After the Q&A, Mr. Gates accepted the “Crystal Tiger” award from a student group. Then he left for his next university visit, reportedly at Howard University.

Tax Breaks for Security Tools

Congress may be considering offering tax breaks to companies that deploy cybersecurity tools, according to an Anne Broache story at news.com. This might be a good idea, depending on how it’s done.

I’ve written before about the economics of cybersecurity. A user’s investment in security protects the user himself; and he has an incentive to pay for the efficient level of protection for himself. But each user’s security choices also affect others. If Alice’s computer is compromised, it can be used as a springboard for attacking Bob’s computer, so Alice’s decisions affect Bob’s security. Alice has little or no incentive to invest in protecting Bob. This kind of externality is common and leads to underinvestment in security.

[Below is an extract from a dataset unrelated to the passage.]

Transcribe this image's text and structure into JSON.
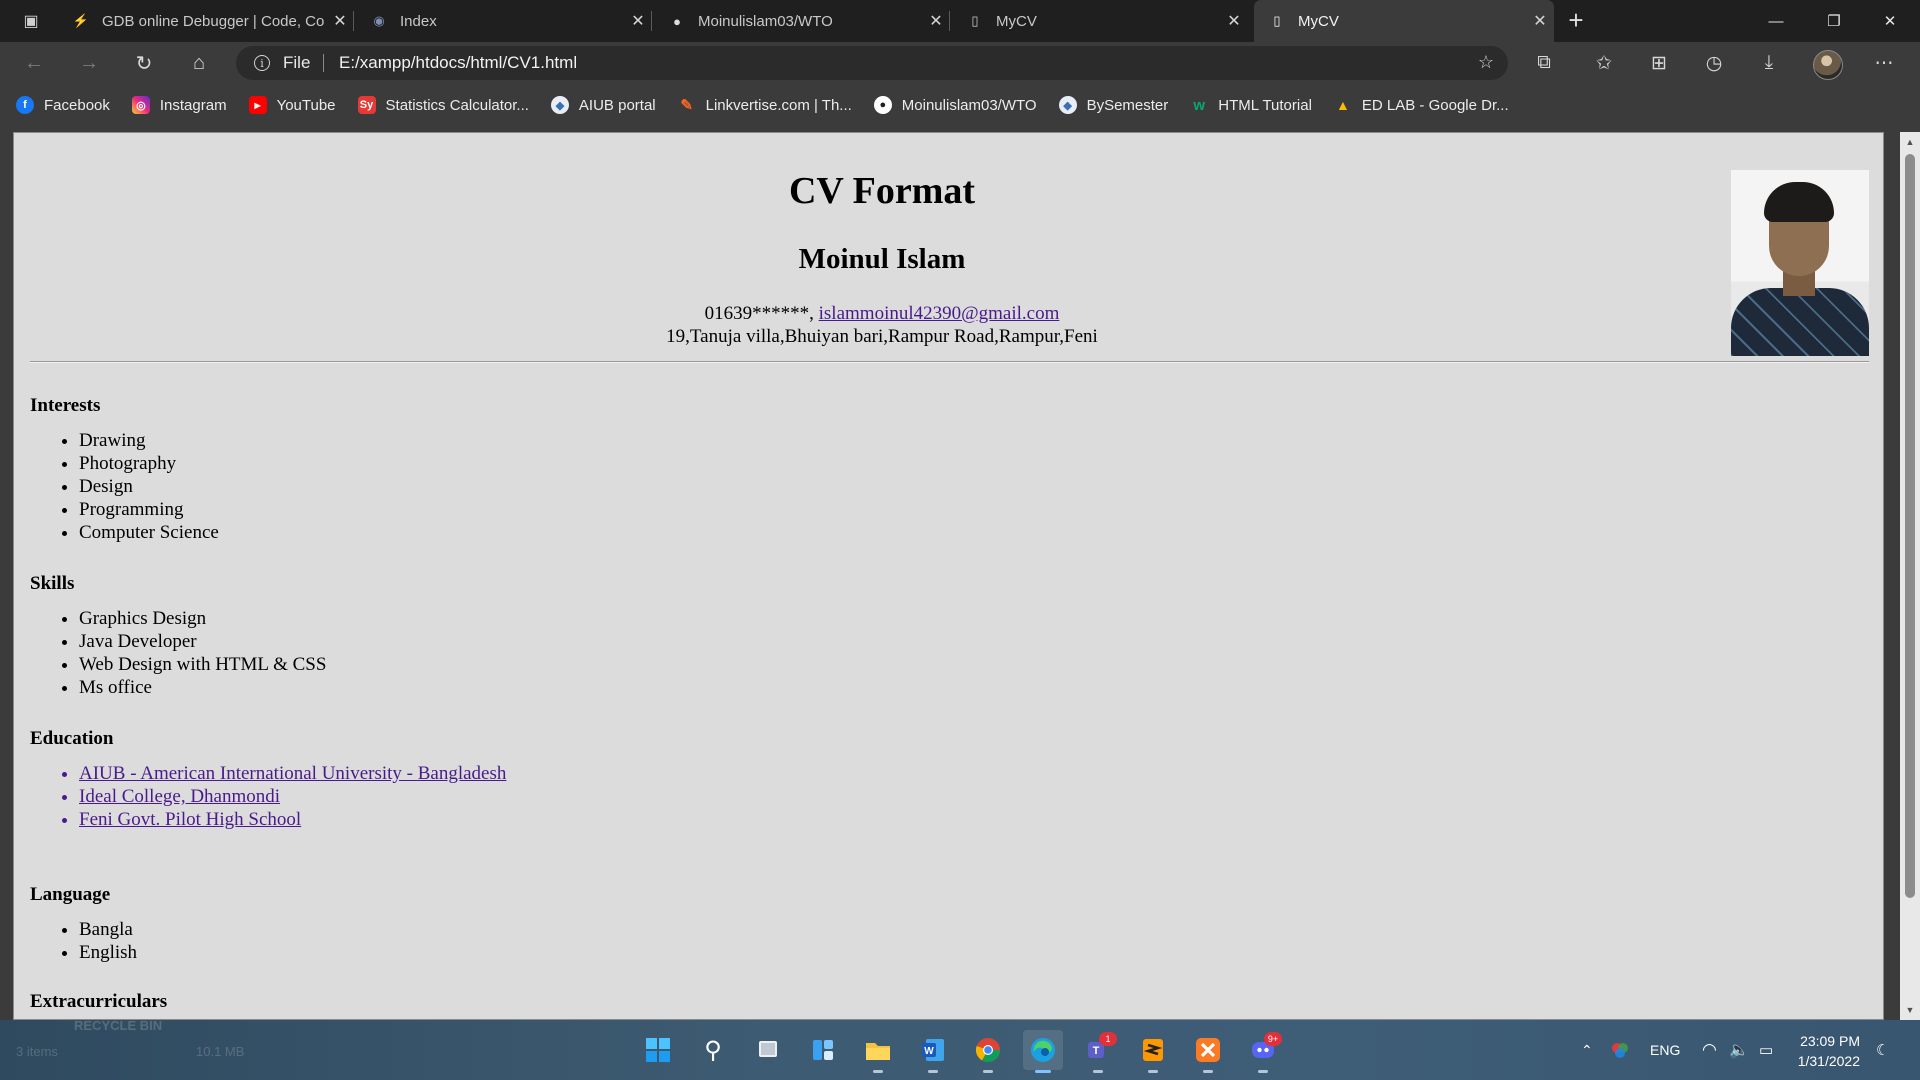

Public policy can try to fix this by adjusting incentives in the right direction. A good policy will boost incentives to deploy the kinds of security measures that tend to protect others. Protecting oneself is good, but there is already an adequate incentive to do that; what we want is a bigger incentive to protect others. (To the extent that the same steps tend to protect both oneself and others, it makes sense to boost incentives for those steps too.)

A program along these lines would presumably give tax breaks to people and organizations that use networked computers in a properly secure way. In an ideal world, breaks would be given to those who do well in managing their systems to protect others. In practice, of course, we can’t afford to do a fancy security evaluation on each taxpayer to see whether he deserves a tax break, so we would instead give the break to those who meet some formalized criteria that serve as a proxy for good security. Designing these criteria so that they correlate well with the right kind of security, and so that they can’t be gamed, is the toughest part of designing the program. As Bruce Schneier says, the devil is in the details.

Another approach, which may be what Rep. Lundgren is trying to suggest in the original story, is to give tax breaks to companies that develop security technologies. A program like this might just be corporate welfare, or it might be designed to have a useful public purpose. To be useful, it would have to lead to lower prices for the right kinds of security products, or better performance at the same price. Whether it would succeed at this depends again on the details of how the program is designed.

If the goal is to foster more capable security products in the long run, there is of course another approach: government could invest in basic research in cybersecurity, or at least it could reverse the current disinvestment.